The Tillman County Jail, built in 1999, has sufficient space to accommodate Comanche County’s needs so far. The Frederick jail has a maximum capacity of 107 detainees, Administrator Mike Logan said. Tillman County can take up to 80 prisoners at a time from Comanche County, Hobbs said last year. “That leaves room for 27 for us,” Logan confirmed.

The daily average inmate population at Frederick hovers around 10 or 15, but recently it increased to 17-22, Logan said. “Things picked up and we’ve had a few with mental problems, too.”

Even so, “We try to keep space for at least 60 from Comanche County,” he said. “We need contract beds more than anything.”

“Part of our problem is people doing crazy stuff,” Commissioner Owens said.

For example, the jail is typically packed on Mondays with rowdy weekend revelers.

But the biggest problem, he said, is impoverished defendants. “We’ve got a backlog of them. Are fines too high? Is bail too high? I’m sure some of these people can’t afford the fines that are assessed against them, or they can’t afford their bail.”

POOR PEOPLE ‘HAVE A RIGHT TO REPRESENTATION’

Poor people “have a constitutional right to legal representation,” OIDS exec Laughlin said. “It’s our responsibility to provide that counsel.”

In areas where the Indigent Defense System has satellite offices, “We tend to keep the jail populations as low as possible,” he said.

“We meet with our clients at the jail and try to fashion bond reductions or to encourage alternatives such as pre-trial release programs. We meet our clients early and often and meet with the district attorney to get sentencing recommendations and alternative sentencing recommendations. We also limit continuances prior to preliminary hearings.”

OIDS public defenders “try to aggressively push cases forward so our clients are not just sitting in jail,” Laughlin said. “Bail doesn’t always have to be set at the highest possible level. We need to balance the nature of the crime and the circumstances.”

In 2018, the median “jail stay” of inmates in the Comanche County Detention Center who were accused of non-violent offenses and couldn’t afford to post bail was 120 days, according to Open Justice Oklahoma.

IF YOU HAVE THE ANSWER, ‘STEP UP’

The Comanche County Detention Center is “a holding facility,” Owens said. “We’re not a prison.”
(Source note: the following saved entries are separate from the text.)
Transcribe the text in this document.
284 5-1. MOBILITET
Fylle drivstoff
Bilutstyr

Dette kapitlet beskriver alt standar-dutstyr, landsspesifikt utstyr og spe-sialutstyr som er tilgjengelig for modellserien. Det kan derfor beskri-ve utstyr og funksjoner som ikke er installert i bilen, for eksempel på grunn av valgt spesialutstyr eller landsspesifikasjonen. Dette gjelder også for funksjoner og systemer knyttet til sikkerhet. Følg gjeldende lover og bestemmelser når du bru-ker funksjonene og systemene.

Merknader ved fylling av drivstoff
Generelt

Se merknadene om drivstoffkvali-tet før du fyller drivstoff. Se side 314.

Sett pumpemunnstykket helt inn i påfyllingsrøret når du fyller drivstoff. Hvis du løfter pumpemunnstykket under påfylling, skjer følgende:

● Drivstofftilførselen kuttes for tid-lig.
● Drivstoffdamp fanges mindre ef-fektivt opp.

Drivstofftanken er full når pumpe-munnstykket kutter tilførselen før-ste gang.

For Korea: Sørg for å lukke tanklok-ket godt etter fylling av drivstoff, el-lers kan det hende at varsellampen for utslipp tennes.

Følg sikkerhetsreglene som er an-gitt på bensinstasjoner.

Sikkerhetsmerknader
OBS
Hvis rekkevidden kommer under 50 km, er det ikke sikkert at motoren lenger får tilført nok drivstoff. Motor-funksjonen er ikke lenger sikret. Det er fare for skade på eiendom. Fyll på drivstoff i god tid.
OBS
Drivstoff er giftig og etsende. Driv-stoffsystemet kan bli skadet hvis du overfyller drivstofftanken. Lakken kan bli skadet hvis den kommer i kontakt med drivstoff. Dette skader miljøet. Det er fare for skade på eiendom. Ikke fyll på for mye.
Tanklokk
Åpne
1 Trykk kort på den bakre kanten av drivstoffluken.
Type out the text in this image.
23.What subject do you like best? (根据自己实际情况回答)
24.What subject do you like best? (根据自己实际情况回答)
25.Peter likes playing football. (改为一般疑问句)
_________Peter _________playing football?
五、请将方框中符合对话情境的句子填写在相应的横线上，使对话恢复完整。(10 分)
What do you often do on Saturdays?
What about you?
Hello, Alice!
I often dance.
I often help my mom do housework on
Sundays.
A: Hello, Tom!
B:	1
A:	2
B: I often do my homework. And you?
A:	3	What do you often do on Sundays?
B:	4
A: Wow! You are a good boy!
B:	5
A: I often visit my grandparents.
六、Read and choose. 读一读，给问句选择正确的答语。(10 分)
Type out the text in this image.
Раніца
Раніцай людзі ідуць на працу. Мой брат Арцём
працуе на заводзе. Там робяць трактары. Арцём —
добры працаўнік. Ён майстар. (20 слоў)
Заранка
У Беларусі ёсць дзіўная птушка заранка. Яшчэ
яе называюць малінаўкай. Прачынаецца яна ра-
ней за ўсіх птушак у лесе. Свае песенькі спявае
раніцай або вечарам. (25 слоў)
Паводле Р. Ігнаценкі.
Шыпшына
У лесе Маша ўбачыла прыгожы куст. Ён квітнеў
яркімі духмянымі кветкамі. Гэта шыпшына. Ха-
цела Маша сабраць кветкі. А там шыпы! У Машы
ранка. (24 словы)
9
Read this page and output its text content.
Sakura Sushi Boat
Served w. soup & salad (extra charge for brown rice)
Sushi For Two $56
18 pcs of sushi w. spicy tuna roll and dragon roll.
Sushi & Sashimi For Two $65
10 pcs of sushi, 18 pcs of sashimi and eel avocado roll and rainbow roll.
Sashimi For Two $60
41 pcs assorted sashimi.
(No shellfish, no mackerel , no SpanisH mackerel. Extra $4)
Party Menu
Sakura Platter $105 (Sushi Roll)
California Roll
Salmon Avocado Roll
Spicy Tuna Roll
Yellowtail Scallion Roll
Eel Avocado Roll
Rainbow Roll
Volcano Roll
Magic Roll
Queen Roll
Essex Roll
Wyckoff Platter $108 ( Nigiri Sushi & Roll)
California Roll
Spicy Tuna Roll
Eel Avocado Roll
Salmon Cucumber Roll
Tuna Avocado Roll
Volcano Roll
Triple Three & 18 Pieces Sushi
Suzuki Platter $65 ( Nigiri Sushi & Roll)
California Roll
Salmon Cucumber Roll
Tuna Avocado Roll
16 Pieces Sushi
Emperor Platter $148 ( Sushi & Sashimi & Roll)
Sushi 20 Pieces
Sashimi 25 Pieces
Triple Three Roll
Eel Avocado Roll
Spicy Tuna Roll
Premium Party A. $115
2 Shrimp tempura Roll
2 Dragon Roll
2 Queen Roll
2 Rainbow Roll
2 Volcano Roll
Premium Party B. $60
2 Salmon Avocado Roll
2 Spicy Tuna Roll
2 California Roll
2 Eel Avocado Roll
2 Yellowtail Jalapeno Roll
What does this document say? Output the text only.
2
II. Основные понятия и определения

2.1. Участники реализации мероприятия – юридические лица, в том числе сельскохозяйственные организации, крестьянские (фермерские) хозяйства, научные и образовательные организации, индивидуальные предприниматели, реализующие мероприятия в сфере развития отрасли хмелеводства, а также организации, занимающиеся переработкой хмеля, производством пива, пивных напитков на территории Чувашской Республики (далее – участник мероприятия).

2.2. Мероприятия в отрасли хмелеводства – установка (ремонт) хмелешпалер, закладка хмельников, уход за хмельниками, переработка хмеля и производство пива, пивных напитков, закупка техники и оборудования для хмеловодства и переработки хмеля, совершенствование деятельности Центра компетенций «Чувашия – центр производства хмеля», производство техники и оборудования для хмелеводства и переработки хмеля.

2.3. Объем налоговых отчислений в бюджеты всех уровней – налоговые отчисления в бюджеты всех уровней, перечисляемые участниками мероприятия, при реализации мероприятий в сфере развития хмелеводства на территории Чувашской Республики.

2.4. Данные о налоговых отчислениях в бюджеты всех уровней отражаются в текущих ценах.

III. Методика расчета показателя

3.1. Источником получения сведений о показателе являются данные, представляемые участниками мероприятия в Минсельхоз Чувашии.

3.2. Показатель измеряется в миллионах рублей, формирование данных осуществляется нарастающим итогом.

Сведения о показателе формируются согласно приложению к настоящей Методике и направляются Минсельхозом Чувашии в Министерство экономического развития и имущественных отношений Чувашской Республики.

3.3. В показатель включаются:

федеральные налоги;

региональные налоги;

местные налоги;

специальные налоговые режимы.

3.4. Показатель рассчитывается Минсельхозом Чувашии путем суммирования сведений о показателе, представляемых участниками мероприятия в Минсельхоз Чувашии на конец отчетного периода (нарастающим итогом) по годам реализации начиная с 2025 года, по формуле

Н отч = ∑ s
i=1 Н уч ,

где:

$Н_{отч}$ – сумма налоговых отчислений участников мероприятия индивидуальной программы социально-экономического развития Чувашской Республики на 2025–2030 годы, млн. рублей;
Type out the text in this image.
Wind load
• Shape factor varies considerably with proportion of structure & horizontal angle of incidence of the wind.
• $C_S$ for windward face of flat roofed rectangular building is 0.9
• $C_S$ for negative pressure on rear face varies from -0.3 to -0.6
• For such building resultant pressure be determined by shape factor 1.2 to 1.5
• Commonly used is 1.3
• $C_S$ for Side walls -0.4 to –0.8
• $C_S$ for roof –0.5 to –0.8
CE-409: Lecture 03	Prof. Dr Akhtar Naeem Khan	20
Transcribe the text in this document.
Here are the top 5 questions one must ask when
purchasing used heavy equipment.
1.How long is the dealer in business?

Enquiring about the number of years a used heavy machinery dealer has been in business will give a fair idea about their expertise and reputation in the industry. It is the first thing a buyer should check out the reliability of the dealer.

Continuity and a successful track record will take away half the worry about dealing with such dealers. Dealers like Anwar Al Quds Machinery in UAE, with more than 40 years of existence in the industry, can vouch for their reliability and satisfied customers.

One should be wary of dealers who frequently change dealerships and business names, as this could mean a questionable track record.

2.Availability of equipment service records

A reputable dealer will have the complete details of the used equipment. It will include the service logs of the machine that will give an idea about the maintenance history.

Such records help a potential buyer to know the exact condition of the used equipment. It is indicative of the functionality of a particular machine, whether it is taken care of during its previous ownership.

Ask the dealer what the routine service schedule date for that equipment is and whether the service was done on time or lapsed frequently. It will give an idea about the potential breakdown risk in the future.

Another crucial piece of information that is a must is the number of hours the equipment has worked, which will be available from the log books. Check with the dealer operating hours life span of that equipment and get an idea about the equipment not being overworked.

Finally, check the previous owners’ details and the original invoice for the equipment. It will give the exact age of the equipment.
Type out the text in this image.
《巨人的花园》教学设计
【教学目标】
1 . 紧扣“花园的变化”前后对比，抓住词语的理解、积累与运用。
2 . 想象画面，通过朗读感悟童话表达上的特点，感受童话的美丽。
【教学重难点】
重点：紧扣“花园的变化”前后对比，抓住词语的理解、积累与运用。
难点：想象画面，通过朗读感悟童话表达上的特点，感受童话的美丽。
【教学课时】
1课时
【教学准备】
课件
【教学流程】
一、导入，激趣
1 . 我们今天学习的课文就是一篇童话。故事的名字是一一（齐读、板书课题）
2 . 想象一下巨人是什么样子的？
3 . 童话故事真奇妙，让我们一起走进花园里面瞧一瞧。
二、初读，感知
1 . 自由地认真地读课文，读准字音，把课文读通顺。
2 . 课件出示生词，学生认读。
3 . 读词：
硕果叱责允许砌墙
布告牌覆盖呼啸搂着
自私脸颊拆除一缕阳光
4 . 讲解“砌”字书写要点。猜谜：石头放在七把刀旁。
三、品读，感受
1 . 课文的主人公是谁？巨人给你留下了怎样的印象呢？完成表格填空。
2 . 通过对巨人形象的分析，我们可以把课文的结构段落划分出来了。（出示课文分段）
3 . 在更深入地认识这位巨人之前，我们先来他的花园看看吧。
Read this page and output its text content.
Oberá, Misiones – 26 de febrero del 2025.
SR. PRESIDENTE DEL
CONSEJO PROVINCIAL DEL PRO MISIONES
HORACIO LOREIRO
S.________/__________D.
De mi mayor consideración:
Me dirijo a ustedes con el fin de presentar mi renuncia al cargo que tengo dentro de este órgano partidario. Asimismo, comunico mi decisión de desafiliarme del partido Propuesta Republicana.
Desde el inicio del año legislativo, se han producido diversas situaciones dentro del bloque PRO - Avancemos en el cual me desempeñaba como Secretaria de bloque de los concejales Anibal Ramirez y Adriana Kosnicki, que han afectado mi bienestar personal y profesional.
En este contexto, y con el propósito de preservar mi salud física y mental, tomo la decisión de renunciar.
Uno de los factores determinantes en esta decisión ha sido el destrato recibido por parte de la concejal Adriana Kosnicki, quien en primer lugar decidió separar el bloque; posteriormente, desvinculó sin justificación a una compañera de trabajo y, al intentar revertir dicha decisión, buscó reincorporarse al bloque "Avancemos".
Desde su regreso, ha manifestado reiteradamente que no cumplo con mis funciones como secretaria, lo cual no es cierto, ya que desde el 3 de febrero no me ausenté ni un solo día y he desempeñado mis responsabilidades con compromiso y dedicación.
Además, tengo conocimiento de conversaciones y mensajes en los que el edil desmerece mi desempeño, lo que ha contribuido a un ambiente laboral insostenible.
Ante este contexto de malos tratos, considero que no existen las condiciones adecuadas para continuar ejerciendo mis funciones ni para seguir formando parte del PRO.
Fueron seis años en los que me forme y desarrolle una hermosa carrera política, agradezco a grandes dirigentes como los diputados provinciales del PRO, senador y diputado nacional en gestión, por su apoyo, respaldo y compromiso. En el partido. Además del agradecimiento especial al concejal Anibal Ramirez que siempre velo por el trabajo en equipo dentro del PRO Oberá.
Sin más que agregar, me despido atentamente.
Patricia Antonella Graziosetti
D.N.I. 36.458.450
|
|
Getting detainees “in and out” of the CCDC involves coordination among the district judges and the district attorney’s office and others, the commissioner said. As an example, “We have to take prisoners from the City of Lawton. Their municipal court is not a court of record. So if they arrest somebody for DUI, they have to bring him to us,” he said. “COVID-19 hasn’t helped either,” Owens added.

“We try to keep an eye on the jail,” Comanche County District Judge Emmit Tayloe said. “Every morning we get a text from the jail. But there’s only so much we can do.”

Because of the jail circumstances, Special District Judge Susan Zwaan said defendants who appear before her on misdemeanor charges “are more apt to be released on an OR bond.” That means the defendant is released by signing his/her name, without having to post a cash bond.

“We work on this issue constantly,” Owens said. “It’s the system. If somebody can give me the answer, step up.”